Un inetto che si erge a divinità

“La vita non appare priva di significato, semmai ne è così ricca che il suo significato deve essere costantemente ucciso per il bene della coesione e della comprensione”.

Ci sono romanzi che si limitano a raccontare vite, più o meno reali. Poi ci sono romanzi che raccontano la Vita, anche quando i protagonisti appaiono lontani, non solo geograficamente, dal lettore.   È il caso di “Karoo” il romanzo postumo di Steve Tesich (mancato nel 1996), pubblicato negli Stati Uniti nel ’98 e  in Italia da Adelphi soltanto nel 2014.

Steve Tesich, serbo naturalizzato statunitense,   sceneggiatore, premiato con l’Oscar, drammaturgo e scrittore, ci regala un personaggio disturbante,  a tratti sgradevole e odioso, ma fortemente umano. Saul Karoo, disgustosamente ricco, grazie alla propria abilità di “scribacchino”, è consapevole di non essere un artista. Da tempo ha messo da parte il sogno di scrivere un proprio romanzo,  tuttavia a Hollywood   è lo “scriptor doctor” più ricercato e retribuito,  perché riesce a trasformare un film (anche di grande valore artistico) in una pellicola da botteghino.

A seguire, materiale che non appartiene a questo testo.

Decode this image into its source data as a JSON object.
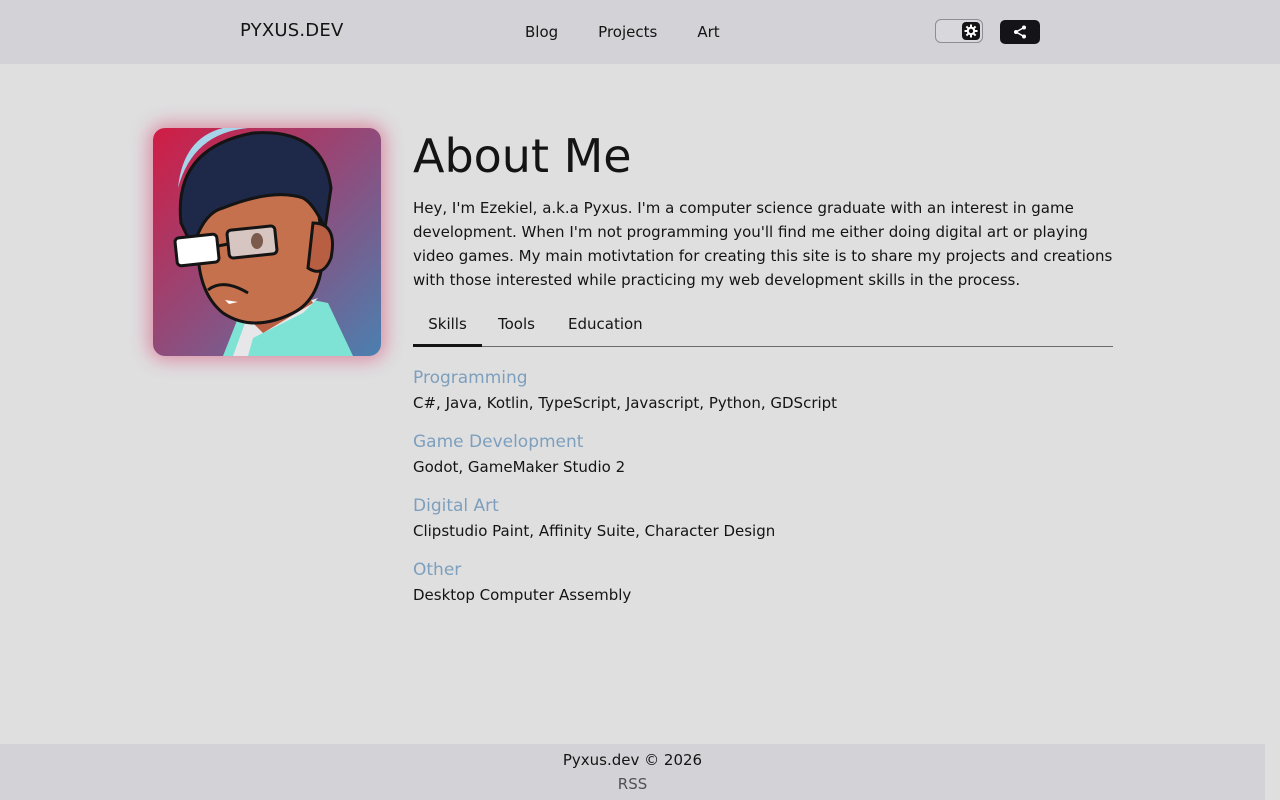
{
  "header": {
    "brand": "PYXUS.DEV",
    "nav": [
      {
        "label": "Blog"
      },
      {
        "label": "Projects"
      },
      {
        "label": "Art"
      }
    ]
  },
  "icons": {
    "theme_toggle": "gear-icon",
    "share": "share-icon"
  },
  "profile": {
    "title": "About Me",
    "intro": "Hey, I'm Ezekiel, a.k.a Pyxus. I'm a computer science graduate with an interest in game development. When I'm not programming you'll find me either doing digital art or playing video games. My main motivtation for creating this site is to share my projects and creations with those interested while practicing my web development skills in the process."
  },
  "tabs": [
    {
      "label": "Skills",
      "active": true
    },
    {
      "label": "Tools",
      "active": false
    },
    {
      "label": "Education",
      "active": false
    }
  ],
  "skills": [
    {
      "title": "Programming",
      "value": "C#, Java, Kotlin, TypeScript, Javascript, Python, GDScript"
    },
    {
      "title": "Game Development",
      "value": "Godot, GameMaker Studio 2"
    },
    {
      "title": "Digital Art",
      "value": "Clipstudio Paint, Affinity Suite, Character Design"
    },
    {
      "title": "Other",
      "value": "Desktop Computer Assembly"
    }
  ],
  "footer": {
    "copyright": "Pyxus.dev © 2026",
    "rss": "RSS"
  },
  "colors": {
    "accent": "#7d9fbd",
    "header_bg": "#d3d3d7",
    "page_bg": "#dfdfe0",
    "text": "#141414"
  }
}
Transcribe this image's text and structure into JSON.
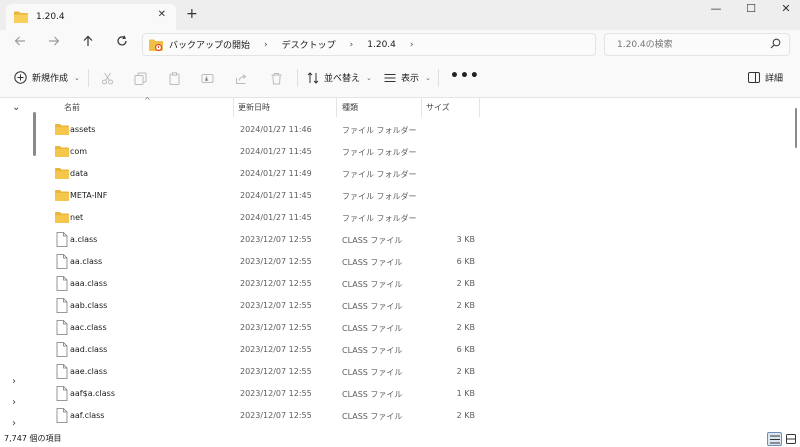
{
  "tab": {
    "title": "1.20.4",
    "close": "✕",
    "new_tab": "+"
  },
  "window": {
    "minimize": "—",
    "maximize": "☐",
    "close": "✕"
  },
  "nav": {
    "breadcrumbs": [
      "バックアップの開始",
      "デスクトップ",
      "1.20.4"
    ],
    "separator": "›",
    "search_placeholder": "1.20.4の検索"
  },
  "commands": {
    "new": "新規作成",
    "sort": "並べ替え",
    "view": "表示",
    "more": "•••",
    "details": "詳細"
  },
  "columns": {
    "name": "名前",
    "date": "更新日時",
    "type": "種類",
    "size": "サイズ"
  },
  "files": [
    {
      "name": "assets",
      "date": "2024/01/27 11:46",
      "type": "ファイル フォルダー",
      "size": "",
      "kind": "folder"
    },
    {
      "name": "com",
      "date": "2024/01/27 11:45",
      "type": "ファイル フォルダー",
      "size": "",
      "kind": "folder"
    },
    {
      "name": "data",
      "date": "2024/01/27 11:49",
      "type": "ファイル フォルダー",
      "size": "",
      "kind": "folder"
    },
    {
      "name": "META-INF",
      "date": "2024/01/27 11:45",
      "type": "ファイル フォルダー",
      "size": "",
      "kind": "folder"
    },
    {
      "name": "net",
      "date": "2024/01/27 11:45",
      "type": "ファイル フォルダー",
      "size": "",
      "kind": "folder"
    },
    {
      "name": "a.class",
      "date": "2023/12/07 12:55",
      "type": "CLASS ファイル",
      "size": "3 KB",
      "kind": "file"
    },
    {
      "name": "aa.class",
      "date": "2023/12/07 12:55",
      "type": "CLASS ファイル",
      "size": "6 KB",
      "kind": "file"
    },
    {
      "name": "aaa.class",
      "date": "2023/12/07 12:55",
      "type": "CLASS ファイル",
      "size": "2 KB",
      "kind": "file"
    },
    {
      "name": "aab.class",
      "date": "2023/12/07 12:55",
      "type": "CLASS ファイル",
      "size": "2 KB",
      "kind": "file"
    },
    {
      "name": "aac.class",
      "date": "2023/12/07 12:55",
      "type": "CLASS ファイル",
      "size": "2 KB",
      "kind": "file"
    },
    {
      "name": "aad.class",
      "date": "2023/12/07 12:55",
      "type": "CLASS ファイル",
      "size": "6 KB",
      "kind": "file"
    },
    {
      "name": "aae.class",
      "date": "2023/12/07 12:55",
      "type": "CLASS ファイル",
      "size": "2 KB",
      "kind": "file"
    },
    {
      "name": "aaf$a.class",
      "date": "2023/12/07 12:55",
      "type": "CLASS ファイル",
      "size": "1 KB",
      "kind": "file"
    },
    {
      "name": "aaf.class",
      "date": "2023/12/07 12:55",
      "type": "CLASS ファイル",
      "size": "2 KB",
      "kind": "file"
    }
  ],
  "status": {
    "item_count": "7,747 個の項目"
  },
  "icons": {
    "folder": "folder-icon",
    "file": "file-icon",
    "back": "arrow-left-icon",
    "forward": "arrow-right-icon",
    "up": "arrow-up-icon",
    "refresh": "refresh-icon",
    "search": "search-icon"
  },
  "colors": {
    "folder": "#f4c64c",
    "accent": "#1f6fd1"
  }
}
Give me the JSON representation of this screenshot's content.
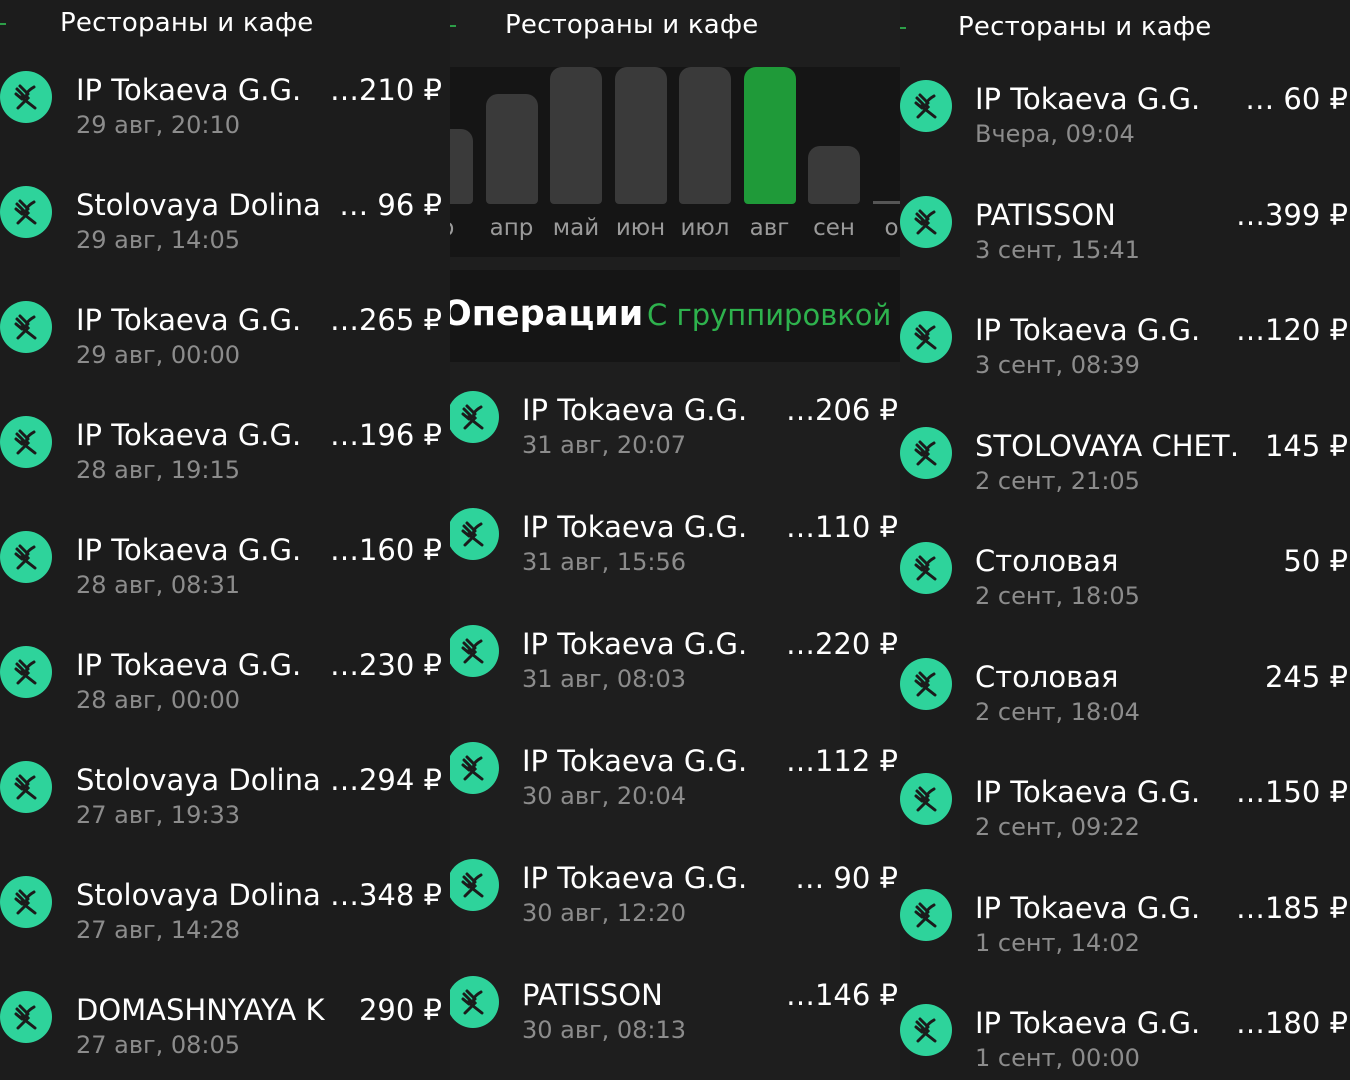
{
  "colors": {
    "icon_bg": "#2ed39b",
    "accent_green": "#1f9a39",
    "link_green": "#2eb24d",
    "date_gray": "#8c8c8c"
  },
  "icon": "fork-knife-icon",
  "panel1": {
    "title": "Рестораны и кафе",
    "transactions": [
      {
        "name": "IP Tokaeva G.G.",
        "amount": "…210 ₽",
        "date": "29 авг, 20:10"
      },
      {
        "name": "Stolovaya Dolina",
        "amount": "… 96 ₽",
        "date": "29 авг, 14:05"
      },
      {
        "name": "IP Tokaeva G.G.",
        "amount": "…265 ₽",
        "date": "29 авг, 00:00"
      },
      {
        "name": "IP Tokaeva G.G.",
        "amount": "…196 ₽",
        "date": "28 авг, 19:15"
      },
      {
        "name": "IP Tokaeva G.G.",
        "amount": "…160 ₽",
        "date": "28 авг, 08:31"
      },
      {
        "name": "IP Tokaeva G.G.",
        "amount": "…230 ₽",
        "date": "28 авг, 00:00"
      },
      {
        "name": "Stolovaya Dolina",
        "amount": "…294 ₽",
        "date": "27 авг, 19:33"
      },
      {
        "name": "Stolovaya Dolina",
        "amount": "…348 ₽",
        "date": "27 авг, 14:28"
      },
      {
        "name": "DOMASHNYAYA K…",
        "amount": "290 ₽",
        "date": "27 авг, 08:05"
      }
    ]
  },
  "panel2": {
    "title": "Рестораны и кафе",
    "chart": {
      "months": [
        "р",
        "апр",
        "май",
        "июн",
        "июл",
        "авг",
        "сен",
        "ок"
      ],
      "selected": "авг",
      "levels": [
        0.55,
        0.8,
        1.0,
        1.0,
        1.0,
        1.0,
        0.42,
        0.02
      ]
    },
    "operations_title": "Операции",
    "grouping_link": "С группировкой",
    "transactions": [
      {
        "name": "IP Tokaeva G.G.",
        "amount": "…206 ₽",
        "date": "31 авг, 20:07"
      },
      {
        "name": "IP Tokaeva G.G.",
        "amount": "…110 ₽",
        "date": "31 авг, 15:56"
      },
      {
        "name": "IP Tokaeva G.G.",
        "amount": "…220 ₽",
        "date": "31 авг, 08:03"
      },
      {
        "name": "IP Tokaeva G.G.",
        "amount": "…112 ₽",
        "date": "30 авг, 20:04"
      },
      {
        "name": "IP Tokaeva G.G.",
        "amount": "… 90 ₽",
        "date": "30 авг, 12:20"
      },
      {
        "name": "PATISSON",
        "amount": "…146 ₽",
        "date": "30 авг, 08:13"
      }
    ]
  },
  "panel3": {
    "title": "Рестораны и кафе",
    "transactions": [
      {
        "name": "IP Tokaeva G.G.",
        "amount": "… 60 ₽",
        "date": "Вчера, 09:04"
      },
      {
        "name": "PATISSON",
        "amount": "…399 ₽",
        "date": "3 сент, 15:41"
      },
      {
        "name": "IP Tokaeva G.G.",
        "amount": "…120 ₽",
        "date": "3 сент, 08:39"
      },
      {
        "name": "STOLOVAYA CHET…",
        "amount": "145 ₽",
        "date": "2 сент, 21:05"
      },
      {
        "name": "Столовая",
        "amount": "50 ₽",
        "date": "2 сент, 18:05"
      },
      {
        "name": "Столовая",
        "amount": "245 ₽",
        "date": "2 сент, 18:04"
      },
      {
        "name": "IP Tokaeva G.G.",
        "amount": "…150 ₽",
        "date": "2 сент, 09:22"
      },
      {
        "name": "IP Tokaeva G.G.",
        "amount": "…185 ₽",
        "date": "1 сент, 14:02"
      },
      {
        "name": "IP Tokaeva G.G.",
        "amount": "…180 ₽",
        "date": "1 сент, 00:00"
      }
    ]
  }
}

Saul è consapevole dei proprie manchevolezze e dei propri limiti , sia professionali che personali, ma come un inetto si lascia vivere, preferendo la continuità di un’esistenza, comunque triste e deludente, piuttosto che rimediare agli errori ben noti. Fino a quando non accade qualcosa che lo spinge a diventare artefice del proprio destino, ma che lo rende (novello Ulisse) colpevole di Hybris, perché non è possibile decidere  per gli altri. Anche quando si tratta delle persone amate e si vuole agire per la loro felicità.

 Con leggerezza, solo apparente, però, e ironia  per mezzo di  “Karoo” Steve Tesich ci racconta la vita con il suo carico di illusioni, delusioni, sogni irrealizzati, errori, vigliaccherie, egoismi (l’elenco potrebbe proseguire, ancora, ma non voglio togliere al lettore il piacere della scoperta, né risultare tediosa). 

Fino alla tragedia che l’autore abilmente lascia intravvedere nel corso della narrazione, insinuando un sospetto che il lettore vorrebbe scoprire infondato e che condurrà anche ad altro, ad un dolore che non concede vie di fuga né riscatto.